I read a post from a member who was just a couple of months out from the loss of her spouse. She was kind of entering into a relationship with a friend of her husband, who is currently divorcing. I wasn't able to post a comment but ,man did I want to. Yes there are legitimate friend's that want to be there and comfort and help us. We all know the extreme lonliness we are going through, and we would love to just be not alone! But I wanted to scream...Don't do it. I have also been approached by friends of mine and my husband's that have offered to take me out and such. I'm such a skeptical person though, so many cliche's come to my mind. Lonely widow,she probably "need's" to get laid, and so on. It's hard because on top of all the grief you have to keep a clear head when it comes to these things. Some just want a booty call. I'm not ready to get into any relationship that could possibly turn into an intimate one. I don't want to be a booty call or a fool. My heart, emotions and body aren't ready for anything like that. Just be careful. I would hate also for a friendship to be ended because of anything like this. We are so vulnerable at this point, I'm all for giving myself more time to heal, physically and emotionally. Sorry for the rant.
Apology not necessary, this issue is worth pointing out ...
Being alone/unwed takes years to adjust to as did marriage. Widow brain drastically interferes w/any type of clear head decision making. Many widowed either deny or do not believe they have widow brain. In my experience, it was the last to be healed. Temptation is rampant for those who refuse to believe widow brain is with them 24/7/364. Unfortunately, it then becomes a far reaching learning lesson about grief & controlling temptation that can haunt for a very long time ...

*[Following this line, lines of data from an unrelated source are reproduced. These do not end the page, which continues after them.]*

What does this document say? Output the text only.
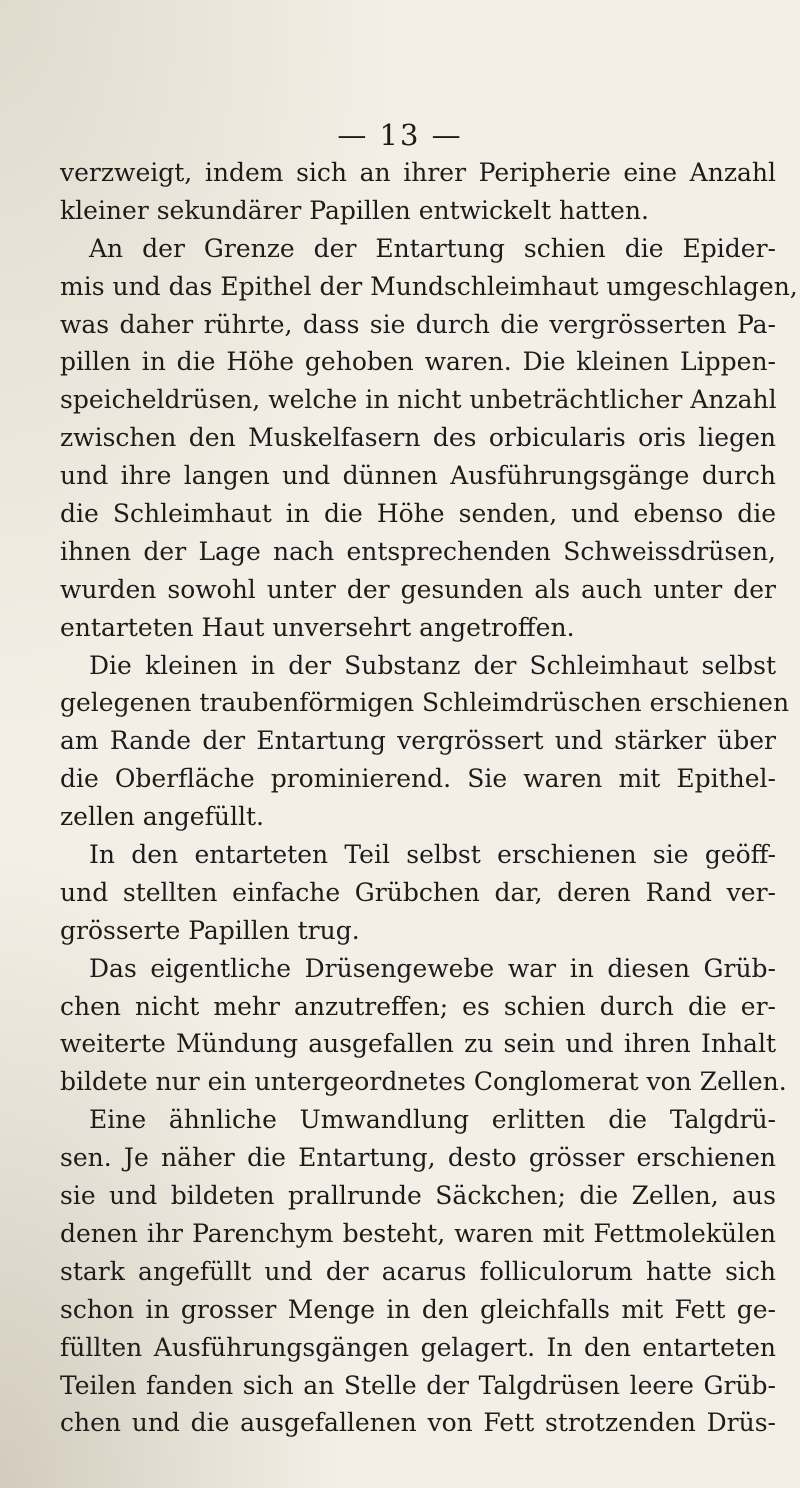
— 13 —
verzweigt, indem sich an ihrer Peripherie eine Anzahl
kleiner sekundärer Papillen entwickelt hatten.
An der Grenze der Entartung schien die Epider-
mis und das Epithel der Mundschleimhaut umgeschlagen,
was daher rührte, dass sie durch die vergrösserten Pa-
pillen in die Höhe gehoben waren. Die kleinen Lippen-
speicheldrüsen, welche in nicht unbeträchtlicher Anzahl
zwischen den Muskelfasern des orbicularis oris liegen
und ihre langen und dünnen Ausführungsgänge durch
die Schleimhaut in die Höhe senden, und ebenso die
ihnen der Lage nach entsprechenden Schweissdrüsen,
wurden sowohl unter der gesunden als auch unter der
entarteten Haut unversehrt angetroffen.
Die kleinen in der Substanz der Schleimhaut selbst
gelegenen traubenförmigen Schleimdrüschen erschienen
am Rande der Entartung vergrössert und stärker über
die Oberfläche prominierend. Sie waren mit Epithel-
zellen angefüllt.
In den entarteten Teil selbst erschienen sie geöff-
und stellten einfache Grübchen dar, deren Rand ver-
grösserte Papillen trug.
Das eigentliche Drüsengewebe war in diesen Grüb-
chen nicht mehr anzutreffen; es schien durch die er-
weiterte Mündung ausgefallen zu sein und ihren Inhalt
bildete nur ein untergeordnetes Conglomerat von Zellen.
Eine ähnliche Umwandlung erlitten die Talgdrü-
sen. Je näher die Entartung, desto grösser erschienen
sie und bildeten prallrunde Säckchen; die Zellen, aus
denen ihr Parenchym besteht, waren mit Fettmolekülen
stark angefüllt und der acarus folliculorum hatte sich
schon in grosser Menge in den gleichfalls mit Fett ge-
füllten Ausführungsgängen gelagert. In den entarteten
Teilen fanden sich an Stelle der Talgdrüsen leere Grüb-
chen und die ausgefallenen von Fett strotzenden Drüs-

Sometimes we cannot be too careful, especially when we are stressed with grief. Many years ago my grandfather died. A week or so after the funeral Grandma answered her door. It was a man who said he had been a friend back in Michigan (the obit said Grandpa was born and went to school there). He was "distraught" that he hadn't been here in Seattle for the funeral. Long story, short: this con man convinced Grandma to feed him, then let him become a roomer, and before we knew what happened she was in a nursing home with a massive stroke and he was cashing out her cars, bank accounts, jewelry, house and property. He had convinced her to sign a paper giving him legal rights, but she had no idea she had done that. Grandma died a pauper and there was nothing left for her survivors. So, my word is to be suspicious, ask questions, investigate. Widow brain is real, but this kind of thing can happen just because we are not paying close attention to details. Loneliness and feeling out of control or helpless or tempted are all wrapped into it. STAY SAFE!
Oh Barbee, what a nightmare! It’s not only widows but widowers, or anyone older and alone are all vulnerable. Hard to believe there are people capable of doing things like this. So often, I read in the paper stories about elderly people or disabled people that hire caretakers and they end up stealing their money. I have a neighbor (widower) who met a woman that eventually took thousands of dollars from him. He was in early stages of dementia so he was possibly an easy target. His kids finally detected he was missing money and put a stop to it. There are a lot of people without a conscience I guess It does seem to be on the rise and that is scary!
Maybe I look at the situation differently, but it is no secret that widows are quite vulnerable. For someone to make a move so quickly on her, makes me wonder about his intentions. Something similar happened to a friend of mine a year or so ago—a so-called friend of her husband hit on her very soon after he died. She became angry and cut off all communication. She felt he had a lot of nerve!
I wouldn’t say there is a time line or a respectable length of time to wait but I do believe we need to grieve for however long it takes. In a couple situations I know of, couples have developed friendships prior to getting involved. It sometimes works out.
We cannot circumvent grief, we must feel it. I believe we must work our way through it to become emotionally available before we should consider dating. It is not always easy for others to understand such a loss unless they have experienced it—and quite different from divorce.